I have a QoS policy that I'm trying to verify and have run into an issue. The policy looks something like this:
bandwidth percent 50
priority percent 50
shape average 10000000
Basically, let's shape all traffic down to 10 Mb/s while being sure to reserve 50% of the bandwidth for traffic like pings and SSH and giving priority to up to 50% of the bandwidth for traffic like voice and video. This is simplified to an extent, but you get the idea. Anyway, I then have two IxChaiot endpoints on either side of the interface where this policy is applied. If I send a 100 Mb/s UDP stream matching the VOICE-VIDEO class from one endpoint to the other, I get 10 Mb/s of throughput as the network is not congested and there's no need to apply QoS. If I start a TCP throughput test matching that PING-SSH class, wait 10 seconds, and then start the same UDP stream from before, I get about 5 Mb/s throughput for each test meaning the policy works just fine. However, if I were to start those tests at the exact same time, the TCP test times out and the UDP test uses all 10 Mb/s of bandwidth. Similarly, if I just start the UDP test and then try and ping or SSH over the network, the pings either time out or I get incredibly slow round trip times and the SSH session fails altogether.
Now, I'm pretty sure this is happening because of the way priority classes are treated. As soon as traffic matching a priority class hits the egress queue, its sent straight to the top and shipped out immediately. With the bandwidth classes, they're all sent to the bottom of the queue and wait their turn to egress the interface. If I send a single ping or a TCP SYN, its sent to the queue and then waits there while all that priority traffic goes straight to the top of the queue and sent out. I also see my queue depth increase during these times for my PING-SSH class, which, from my understanding, means the router is hanging on to these packets in a buffer.

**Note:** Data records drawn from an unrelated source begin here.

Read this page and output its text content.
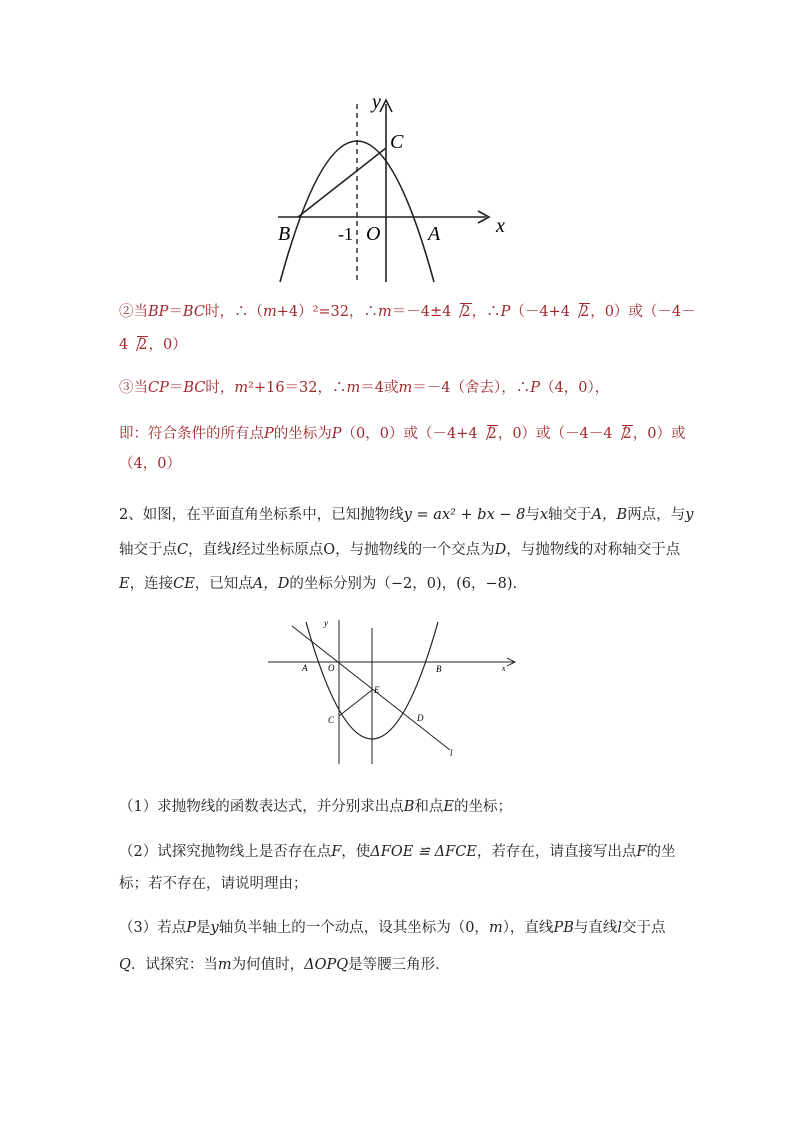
y
x
C
B	-1 O A
②当BP＝BC时，∴（m+4）²=32，∴m＝－4±4 2，∴P（－4+4 2，0）或（－4－
4 2，0）
③当CP＝BC时，m²+16＝32，∴m＝4或m＝－4（舍去），∴P（4，0），
即：符合条件的所有点P的坐标为P（0，0）或（－4+4 2，0）或（－4－4 2，0）或
（4，0）
2、如图，在平面直角坐标系中，已知抛物线y = ax² + bx − 8与x轴交于A，B两点，与y
轴交于点C，直线l经过坐标原点O，与抛物线的一个交点为D，与抛物线的对称轴交于点
E，连接CE，已知点A，D的坐标分别为（−2，0)，(6，−8).
y
A O	B	x
E
C	D
l
（1）求抛物线的函数表达式，并分别求出点B和点E的坐标；
（2）试探究抛物线上是否存在点F，使ΔFOE ≌ ΔFCE，若存在，请直接写出点F的坐
标；若不存在，请说明理由；
（3）若点P是y轴负半轴上的一个动点，设其坐标为（0，m），直线PB与直线l交于点
Q．试探究：当m为何值时，ΔOPQ是等腰三角形．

Class-map: PING-SSH (match-any)
948 packets, 1295850 bytes
30 second offered rate 0000 bps, drop rate 0000 bps
Match: dscp cs5 (40)
queue limit 64 packets
(queue depth/total drops/no-buffer drops) 10/0/0
(pkts output/bytes output) 948/1295850
bandwidth 10% (150 kbps)
That number could remain the same even after 5-10 seconds, implying to me the router is just hanging on to those packets for an excessive amount of time before finally shipping them out. Now, if I already have a steady stream of TCP traffic, QoS works just fine (as evidenced by waiting 10 seconds to start the priority UDP stream from the example above), but if a large priority stream is already using all the available bandwidth, there's no way for a new TCP connection to ramp up. This could be the case if there are more video or voice calls going over the interface than it can handle or possibly if a DDoS attack somehow matched a priority class. My solution for now is to put SSH traffic into a priority class so that, if something like this were to happen, I could at least get into my network gear and possibly try and turn off ports or adjust ACLs to try and stop the problematic traffic, but I'm wondering if there's a better way to do that. Any thoughts?
Unfortunately, that doesn't appear to be possible:
Router(config-pmap)# class VOICE-VIDEO
Police and Priority with bandwidth/percent are not allowed in the same class
Was that what you had in mind or did I misunderstand?
By the way, I failed to mention that if I replace the bandwidth command under class-map PING-SSH with a priority command, my pings work just fine. Also, this is all on a Cisco 4431.
Fair enough. In my particular case, that class was intended for VOIP and video conferencing so I'd want to keep it in a priority class. There really should never be a case when voice and video traffic use more than the bandwidth allocated by the policy, but strange things happen and I'm not comfortable with the idea of that traffic using up all of the available bandwidth. My solution is going to be to put SSH traffic into a priority class so I can at least get to my equipment in the case that voice and video do end up using up all the available bandwidth.